Dans les arts littéraires, la science-fiction est une fabrique de lendemains, avec ce pluriel qui qualifie la diversité présente plus que la quantité à venir. Se pose alors la question « Qui sort du lot ? » à laquelle Ellen Herzfeld et Dominique Martel, anthologistes de la collection « Quarante-Deux », répondent : Greg Egan hier, Ken Liu aujourd’hui, Rich Larson demain. Plus qu’un jeu de comparaisons, il s’agit de positionner un auteur sur le théâtre des opérations. Rich Larson est jeune et a l’imagination fertile, avec deux cents nouvelles publiées à 28 ans. Il est aussi quasiment inconnu chez nous. La publication du recueil La Fabrique des lendemains chez Le Bélial’ est un geste de découvreurs. L’auteur canadien écrit principalement de la science-fiction, mais ses horizons sont variés, allant de l’horreur parfois au cyberpunk souvent, sur Terre ou dans les étoiles. Il a fallu trier, choisir, pour guider le lecteur dans le foisonnement. La composition du recueil, c’est-à-dire l’agencement des nouvelles, participe au travail de mise en cohérence d’un univers qui à chaque instance gagne en ampleur, creuse plus profond le sillon. La traduction ciselée de Pierre-Paul Durastanti tisse les liens et déploie la trame.
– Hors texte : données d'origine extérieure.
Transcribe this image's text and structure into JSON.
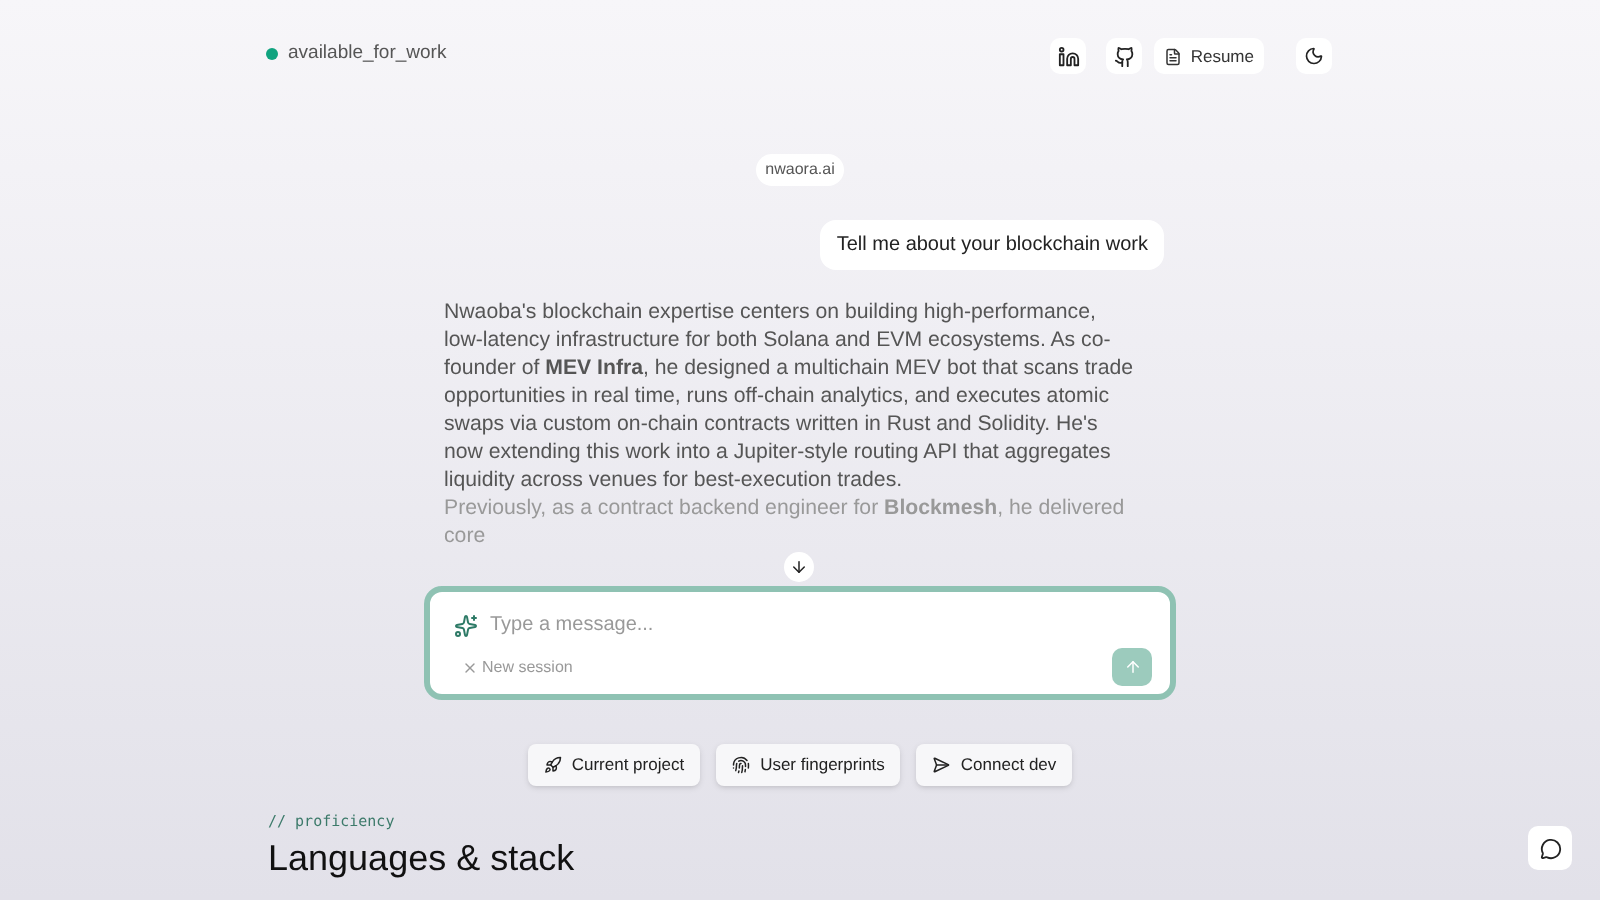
{
  "status": {
    "label": "available_for_work",
    "color": "#10a37f"
  },
  "header": {
    "resume": "Resume"
  },
  "chat": {
    "source": "nwaora.ai",
    "user_message": "Tell me about your blockchain work",
    "answer": [
      "Nwaoba's blockchain expertise centers on building high-performance, low-latency infrastructure for both Solana and EVM ecosystems. As co-founder of **MEV Infra**, he designed a multichain MEV bot that scans trade opportunities in real time, runs off-chain analytics, and executes atomic swaps via custom on-chain contracts written in Rust and Solidity. He's now extending this work into a Jupiter-style routing API that aggregates liquidity across venues for best-execution trades.",
      "Previously, as a contract backend engineer for **Blockmesh**, he delivered core"
    ]
  },
  "composer": {
    "placeholder": "Type a message...",
    "new_session": "New session"
  },
  "suggestions": [
    {
      "kind": "rocket",
      "label": "Current project"
    },
    {
      "kind": "fingerprint",
      "label": "User fingerprints"
    },
    {
      "kind": "send",
      "label": "Connect dev"
    }
  ],
  "section": {
    "eyebrow": "// proficiency",
    "title": "Languages & stack"
  }
}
De fait, les vingt-huit textes présentés forment un ensemble, une vision d’avenir, où les récits se suivent et se répondent, directement pour certains, thématiquement pour d’autres. Ce n’est d’ailleurs pas dans les thématiques abordées que l’on trouvera le plus d’originalité puisque celles-ci ne sont ni plus ni moins que les briques de base qui font la science-fiction d’aujourd’hui : réseaux connectés, technologies invasives, modifications génétiques et biomécaniques jusqu’à l’outrance. L’auteur nous propose un avenir sombre où la chair et le silicium font rarement bon ménage, où, comme chez Greg Egan, on livre sa conscience aux implants, où, comme chez Peter Watts, on se défonce par ennui aux virus mortels. L’originalité et la qualité de l’auteur se trouvent dans la manière. Les écrits de Rich Larson se distinguent par leur point de vue. Les récits sont à hauteur d’homme, et si les personnages évoluent dans des univers complexes, c’est à travers eux que le lecteur y accède. Tout est dans la précision des gestes, dans la qualité d’observation, dans le récit de l’humain, dans sa justesse. Lorsque Rich Larson parle d’un soldat du futur, modifié, immortel, il ne narre pas ses exploits guerriers, mais raconte l’enfant qu’il a été et les souffrances subies. S’il parle de machines ou d’intelligences artificielles, c’est par leurs interrogations face à l’intangible du monde. Le recueil aurait pu s’intituler L’humanité retrouvée. Ces textes possèdent une humanité qui souvent manque en SF. Je ne dirai pas que toutes les nouvelles se valent. Les plus courtes sont souvent les moins intéressantes. Mais il y a dans ce recueil des fulgurances bouleversantes : « Indolore », « De viande, de sel et d’étincelles », « On le rend viral ». Et que dire du magistral « Innombrables lueurs scintillantes » qui convoque le meilleur d’Adrian Tchaikovsky et de Ted Chiang ?
Le talent de Rich Larson est de nous convaincre que ce futur il ne l’a pas imaginé, mais il en a été le témoin, il l’a senti, il l’a vécu. De manière poignante. Lire La Fabrique des lendemains donne le sentiment d’assister à la naissance d’un immense auteur de SF.